Yeast for making whiskey could be propagated, grown from a starter, but that didn't last forever. When your yeast ran out, you had to make a new batch from scratch.
Since yeast isn't so much made as caught, you need bait, your particular yeast mash recipe. Yeast makers also had favorite fishing spots, although Jim Beam famously made his on his back porch. When a captured yeast began to work, the maker would look for certain smells and other cues to judge if it was a keeper.
In honor of the one-year birthday of their micro-distillery Limestone Branch, Beam descendants Steve and Paul Beam will attempt to extract a sample from a yeast storage vessel, known as a dona jug, that was donated to the Oscar Getz Museum of Whiskey History in Bardstown by their uncle. “It just depends on if, or how well, my Uncle Walter (Toddy) Beam cleaned out that jug,” said Steve Beam.

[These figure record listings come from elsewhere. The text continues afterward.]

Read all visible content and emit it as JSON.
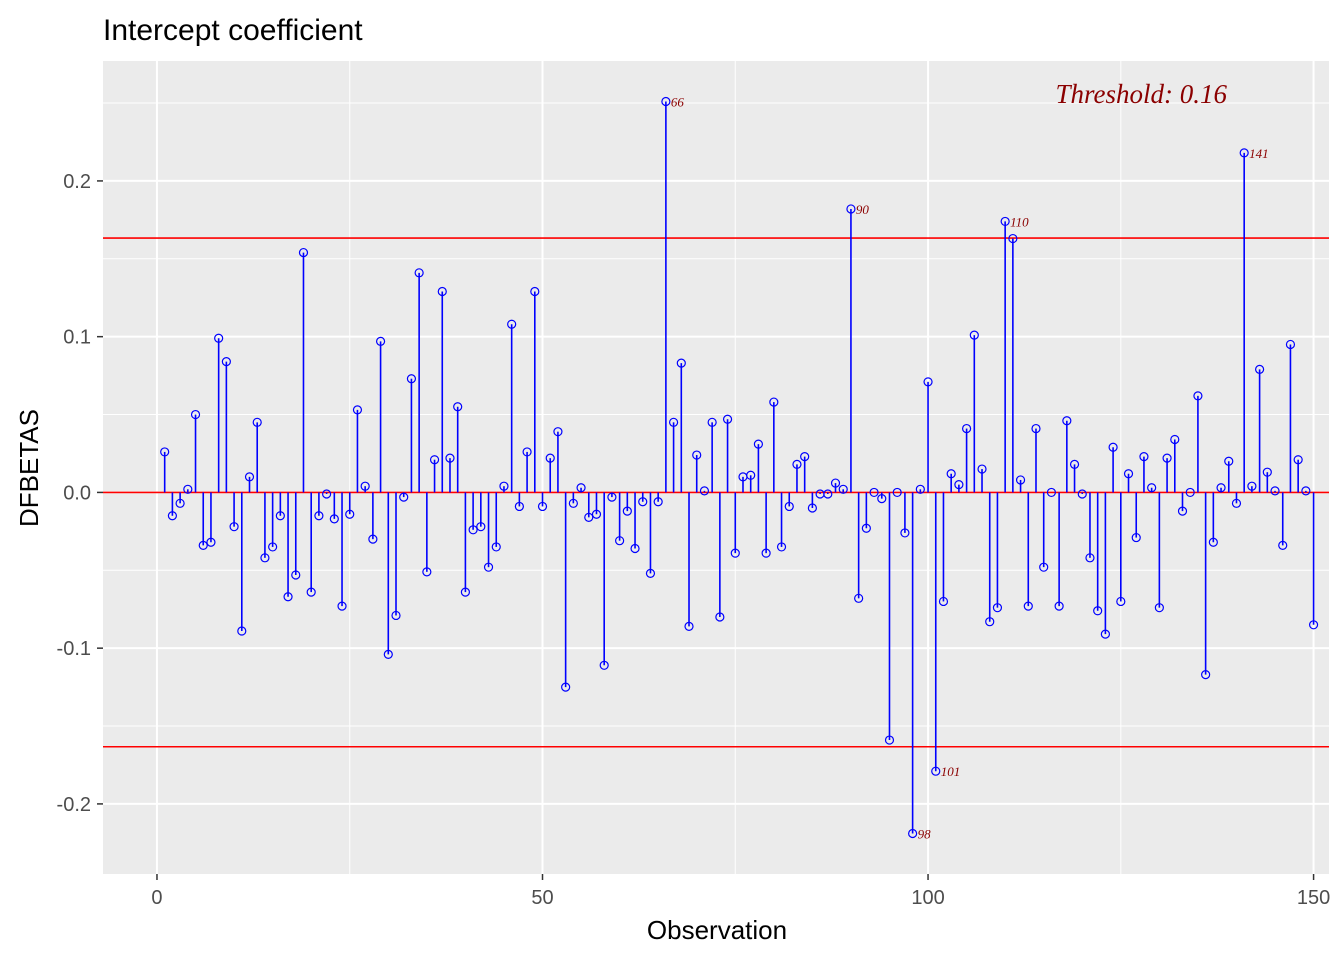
{
  "chart_data": {
    "type": "scatter",
    "title": "Intercept coefficient",
    "xlabel": "Observation",
    "ylabel": "DFBETAS",
    "xlim": [
      -7,
      152
    ],
    "ylim": [
      -0.245,
      0.277
    ],
    "x_ticks": [
      0,
      50,
      100,
      150
    ],
    "x_tick_labels": [
      "0",
      "50",
      "100",
      "150"
    ],
    "y_ticks": [
      -0.2,
      -0.1,
      0.0,
      0.1,
      0.2
    ],
    "y_tick_labels": [
      "-0.2",
      "-0.1",
      "0.0",
      "0.1",
      "0.2"
    ],
    "grid": true,
    "threshold": 0.1633,
    "threshold_label": "Threshold: 0.16",
    "colors": {
      "stem": "#0000ff",
      "threshold_line": "#ff0000",
      "label": "#8b0000",
      "panel": "#ebebeb",
      "grid": "#ffffff"
    },
    "values": [
      0.026,
      -0.015,
      -0.007,
      0.002,
      0.05,
      -0.034,
      -0.032,
      0.099,
      0.084,
      -0.022,
      -0.089,
      0.01,
      0.045,
      -0.042,
      -0.035,
      -0.015,
      -0.067,
      -0.053,
      0.154,
      -0.064,
      -0.015,
      -0.001,
      -0.017,
      -0.073,
      -0.014,
      0.053,
      0.004,
      -0.03,
      0.097,
      -0.104,
      -0.079,
      -0.003,
      0.073,
      0.141,
      -0.051,
      0.021,
      0.129,
      0.022,
      0.055,
      -0.064,
      -0.024,
      -0.022,
      -0.048,
      -0.035,
      0.004,
      0.108,
      -0.009,
      0.026,
      0.129,
      -0.009,
      0.022,
      0.039,
      -0.125,
      -0.007,
      0.003,
      -0.016,
      -0.014,
      -0.111,
      -0.003,
      -0.031,
      -0.012,
      -0.036,
      -0.006,
      -0.052,
      -0.006,
      0.251,
      0.045,
      0.083,
      -0.086,
      0.024,
      0.001,
      0.045,
      -0.08,
      0.047,
      -0.039,
      0.01,
      0.011,
      0.031,
      -0.039,
      0.058,
      -0.035,
      -0.009,
      0.018,
      0.023,
      -0.01,
      -0.001,
      -0.001,
      0.006,
      0.002,
      0.182,
      -0.068,
      -0.023,
      0.0,
      -0.004,
      -0.159,
      0.0,
      -0.026,
      -0.219,
      0.002,
      0.071,
      -0.179,
      -0.07,
      0.012,
      0.005,
      0.041,
      0.101,
      0.015,
      -0.083,
      -0.074,
      0.174,
      0.163,
      0.008,
      -0.073,
      0.041,
      -0.048,
      0.0,
      -0.073,
      0.046,
      0.018,
      -0.001,
      -0.042,
      -0.076,
      -0.091,
      0.029,
      -0.07,
      0.012,
      -0.029,
      0.023,
      0.003,
      -0.074,
      0.022,
      0.034,
      -0.012,
      0.0,
      0.062,
      -0.117,
      -0.032,
      0.003,
      0.02,
      -0.007,
      0.218,
      0.004,
      0.079,
      0.013,
      0.001,
      -0.034,
      0.095,
      0.021,
      0.001,
      -0.085
    ],
    "labeled_points": [
      {
        "obs": 66,
        "label": "66"
      },
      {
        "obs": 90,
        "label": "90"
      },
      {
        "obs": 98,
        "label": "98"
      },
      {
        "obs": 101,
        "label": "101"
      },
      {
        "obs": 110,
        "label": "110"
      },
      {
        "obs": 141,
        "label": "141"
      }
    ]
  }
}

The public is welcome to watch. Just come to the Getz Museum next Thursday, 2/28, at about 11:00 AM.
Paul and Steve are descended from Minor Case Beam through his son, Guy. Both were master distillers and yeast makers. Their particular yeast strain has been lost for more than a hundred years. White Labs will analyze the sample and see if it's possible to duplicate the strain.
The next day, March 1 at noon, at their distillery in Lebanon, the Beam's will release their first barrel-aged product, MCB Revenge, a sugar shine aged in used bourbon barrels. The brothers will be on hand to sign bottles between noon and five.